Если обратиться к воспоминаниям о войне 1914–1918 годов, то нетрудно заметить, что почти все, что можно читать и по сей день, проникнуто пассивностью и отрицанием. Запечатлены полнейшая бессмыслица, кошмар, разыгрывающийся в пустоте. Правдой о войне это не назовешь, но это правда личного впечатления от нее. Солдат, ползущий на пулеметный огонь или сидевший по пояс в воде в затопленной траншее, знал лишь одно: с ним происходит что-то ужасное, чему противиться он бессилен. Из этого чувства беспомощности и непонимания хорошая книга родится скорее, чем из претенциозного убеждения, будто человеку ведомо все происходящее и даже его последствия. Что касается книг, созданных непосредственно в ходе войны, то лучшие из них принадлежат перу тех, кто попросту отвернулся от всего, стараясь не замечать, что идет война. Э. М. Форстер пишет, что, читая в 1917 году «Пруфрока» и другие ранние стихи Элиота, был ободрен тем, что в такое время ему попались стихи, «свободные от всего, поглощавшего внимание общества»: «В них говорилось об отвращении и неуверенности, переживаемых вот этим человеком, о слабых, несовершенных и оттого живых людях… Это был протест, негромогласный, но подлинный именно из-за своей слабости… Тот, кто сумел, как бы позабыв обо всем, сетовать на повадки дам в гостиных, сберег в себе крупицу самоуважения, он сохранил то, что принадлежит всему человечеству».
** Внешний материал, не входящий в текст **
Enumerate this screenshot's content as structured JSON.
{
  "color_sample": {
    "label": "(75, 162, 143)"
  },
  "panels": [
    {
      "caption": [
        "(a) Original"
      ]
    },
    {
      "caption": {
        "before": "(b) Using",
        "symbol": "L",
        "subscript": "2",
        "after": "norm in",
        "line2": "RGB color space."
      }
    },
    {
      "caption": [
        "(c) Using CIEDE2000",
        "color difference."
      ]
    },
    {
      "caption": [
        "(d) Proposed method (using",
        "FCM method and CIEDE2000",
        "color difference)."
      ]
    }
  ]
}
Хорошо сказано. В своей книге, к которой я уже обращался, Макнис цитирует это место и довольно самоуверенно продолжает: «Спустя десять лет поэты протестовали уже не столь негромогласно, а принадлежащее человечеству охраняли по-другому… Созерцание мира, от которого остались одни обломки, приелось, и преемники Элиота стремились собрать его воедино».
Подобные замечания рассыпаны по всей книге Макниса. Он пытается убедить нас, что «преемники» Элиота (то есть сам Макнис и его друзья) «протестовали» с большей результативностью, чем Элиот в его «Пруфроке», появившемся в тот момент, когда армии союзников штурмовали линию Гинденбурга. Не знаю уж, где искать свидетельства эффекта, который возымели эти «протесты». Но контраст между замечаниями Форстера и Макниса вбирает в себя все различие между человеком, который знает, чем была та война, и тем, кто едва помнит ее. Правда состоит в том, что в 1917 году думающий, чувствующий человек не мог сделать ничего, кроме как оставаться, насколько возможно, человеком. И жесты, свидетельствующие о беспомощности, даже о беспечности, помогали этому всего лучше. Если бы я был солдатом на мировой войне, я предпочел бы «Пруфрока» «Первым ста тысячам» или «Письмам к парням в окопах» Горацио Боттомли. У меня, как и у Форстера, было бы такое чувство, что, именно оставаясь в стороне и не порывая с предвоенной жизнью, Элиот сохраняет принадлежащее человечеству. Каким облегчением было бы в такое время прочесть о треволнениях стареющего интеллектуала, у которого наметилась плешина на макушке! После муштры с примкнутыми штыками, после бомб, продуктовых очередей, вербовочных плакатов – человеческий голос! Что за облегчение!